Sure, It is good not to be too dependent on others' social approval (especially distant others), and to learn not to be hurt by insults (while using them as feedback), and to have the center of your self-worth be your own opinion & values rather than that of other people. But even a healthy person with internal self-esteem is going to be hurt if someone they respect verbally attacks them. A skin thick enough to keep out the bad is also going to keep out the good. If you don't care what other people say, you won't truly connect with them. Our minds are not built to be able to let in only the good & not the bad.

I do think that most people should strive to view themselves as more in control of their emotions, as more responsible for their reactions, and practice internal validation. But those skills will *also* make them feel less unhappiness at physical injuries - see Stoic philosophy!
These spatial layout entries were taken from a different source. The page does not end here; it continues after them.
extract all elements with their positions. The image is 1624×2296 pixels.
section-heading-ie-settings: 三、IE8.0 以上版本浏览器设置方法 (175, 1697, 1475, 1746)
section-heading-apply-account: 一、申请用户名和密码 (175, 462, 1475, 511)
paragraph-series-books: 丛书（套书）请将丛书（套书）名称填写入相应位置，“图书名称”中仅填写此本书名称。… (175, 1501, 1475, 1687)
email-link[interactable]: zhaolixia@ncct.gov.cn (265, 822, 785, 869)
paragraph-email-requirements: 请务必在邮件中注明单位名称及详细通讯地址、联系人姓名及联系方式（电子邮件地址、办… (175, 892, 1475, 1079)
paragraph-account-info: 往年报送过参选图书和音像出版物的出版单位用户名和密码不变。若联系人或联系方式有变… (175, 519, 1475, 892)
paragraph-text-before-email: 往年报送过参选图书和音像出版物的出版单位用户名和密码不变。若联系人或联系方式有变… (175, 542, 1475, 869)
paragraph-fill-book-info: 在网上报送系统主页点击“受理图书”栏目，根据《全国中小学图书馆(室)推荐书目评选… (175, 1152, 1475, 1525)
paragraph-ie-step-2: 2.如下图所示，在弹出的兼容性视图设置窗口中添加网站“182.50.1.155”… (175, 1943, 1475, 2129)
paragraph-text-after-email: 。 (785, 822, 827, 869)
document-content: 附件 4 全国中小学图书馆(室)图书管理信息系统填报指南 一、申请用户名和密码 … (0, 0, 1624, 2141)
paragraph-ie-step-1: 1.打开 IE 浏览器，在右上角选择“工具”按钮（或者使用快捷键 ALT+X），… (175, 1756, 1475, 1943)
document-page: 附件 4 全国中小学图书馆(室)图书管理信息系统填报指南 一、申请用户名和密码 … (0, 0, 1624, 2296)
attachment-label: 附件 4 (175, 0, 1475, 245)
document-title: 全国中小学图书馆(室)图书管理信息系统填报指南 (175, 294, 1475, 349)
The comic exaggerates, but I think the basic point is valid: our moods are influenced more by social input (like words) than by physical factors (like broken bones). We can learn to maintain our spirit in the face of both kinds of attacks, but the verbal ones are harder. We can choose whether to accept the insults we hear, and we can choose whether to suffer from the pain we feel. It is good to train yourself to not suffer (see Stoicism or westernized Buddhism), but it is a lifelong practice, not an easy or definite outcome of good parenting.

Donald F. Linton said...
This comment has been removed by the author.
Tibor said...

Patri: Insteresting that you mention stoicism. So far the only book about it I've read were Ta eis heauton (but in czech not greek) or "Meditations" I think is the usual english translation. And as far as I understood it from there, a true stoic completely dismisses emotions as something harmful (which is far more extreme than your description). I read it when I was 14 or so, so maybe I didn't get it (or don't remmember it) quite right, but I concluded that even though it is good not to let emotions rule you, their goal of getting rid of them completely is impossible (and following it potentionally harmful by itself), because that just goes against human nature.

J.A.B. said...

Physical pain depends on your attitude at least as much as emotional pain. On more than one occasion, I've said "Hey, I'm not tired, I'm in pain, and I CAN TAKE A PILL FOR THAT!"

I'm always finding blue marks on my arms and legs and wondering what I did: I would never have pushed that hard if I hadn't been thinking about something more important at the time. Once I found a blue mark and remembered standing beside my bike outside the comic shop saying "I'll bet I find a blue mark tonight and wonder where I got it" -- but I couldn't remember the injury itself.